Tutto questo per dire che i videogiochi in sé non rappresentano il problema, quanto le modalità con cui vengono utilizzati. E’ importante che sia la famiglia a monitorare e controllare come e quali giochi vengono utilizzati: non tutti i giochi sono adatti ad ogni fascia d’età, ed è importante che il tempo venga limitato, senza che i videogiochi vengano trasformati in una baby sitter per tenere buono il bambino perchè non abbiamo voglia di caricarci della fatica di dover essere genitori.
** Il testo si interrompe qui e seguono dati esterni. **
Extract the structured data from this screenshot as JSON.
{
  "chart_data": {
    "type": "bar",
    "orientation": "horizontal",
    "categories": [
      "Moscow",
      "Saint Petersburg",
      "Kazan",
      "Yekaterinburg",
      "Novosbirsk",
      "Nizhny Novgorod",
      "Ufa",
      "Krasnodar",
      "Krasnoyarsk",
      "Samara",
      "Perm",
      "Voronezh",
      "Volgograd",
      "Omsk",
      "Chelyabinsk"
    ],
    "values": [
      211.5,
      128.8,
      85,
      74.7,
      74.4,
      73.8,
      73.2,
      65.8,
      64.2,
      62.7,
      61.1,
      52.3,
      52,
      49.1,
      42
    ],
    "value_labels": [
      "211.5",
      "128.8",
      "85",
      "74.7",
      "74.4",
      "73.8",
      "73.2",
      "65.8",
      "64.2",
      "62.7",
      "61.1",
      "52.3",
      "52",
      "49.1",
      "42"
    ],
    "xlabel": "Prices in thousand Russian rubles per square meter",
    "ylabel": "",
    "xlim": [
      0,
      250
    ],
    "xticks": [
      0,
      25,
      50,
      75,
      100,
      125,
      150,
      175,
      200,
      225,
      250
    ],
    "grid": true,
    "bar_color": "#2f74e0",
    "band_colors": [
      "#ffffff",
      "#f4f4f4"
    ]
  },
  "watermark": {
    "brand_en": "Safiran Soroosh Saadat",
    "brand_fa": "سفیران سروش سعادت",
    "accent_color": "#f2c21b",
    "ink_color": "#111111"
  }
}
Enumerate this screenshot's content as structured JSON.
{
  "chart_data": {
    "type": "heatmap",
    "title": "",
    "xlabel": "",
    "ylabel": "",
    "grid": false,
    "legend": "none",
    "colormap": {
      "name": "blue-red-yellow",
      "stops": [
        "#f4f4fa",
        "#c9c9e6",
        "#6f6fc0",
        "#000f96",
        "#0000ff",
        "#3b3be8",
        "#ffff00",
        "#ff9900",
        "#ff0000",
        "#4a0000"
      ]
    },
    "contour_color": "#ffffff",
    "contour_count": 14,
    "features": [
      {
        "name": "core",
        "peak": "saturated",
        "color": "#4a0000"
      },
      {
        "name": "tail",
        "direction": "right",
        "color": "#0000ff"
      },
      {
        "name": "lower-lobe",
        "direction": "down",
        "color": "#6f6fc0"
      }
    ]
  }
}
Stigmatizzare i videogames facendo di tutta l’erba un fascio non ha assolutamente senso, ma serve solamente a perdere di vista il vero problema. I videogames devono rappresentare un passatempo, a cui dedicarsi per un tempo limitato, in alternativa ad altre attività che non devono essere eliminate. I videogames diventano dannosi solamente quando perdono la loro caratteristica ricreativa e si trasformano nell’unica realtà a disposizione di nostro figlio.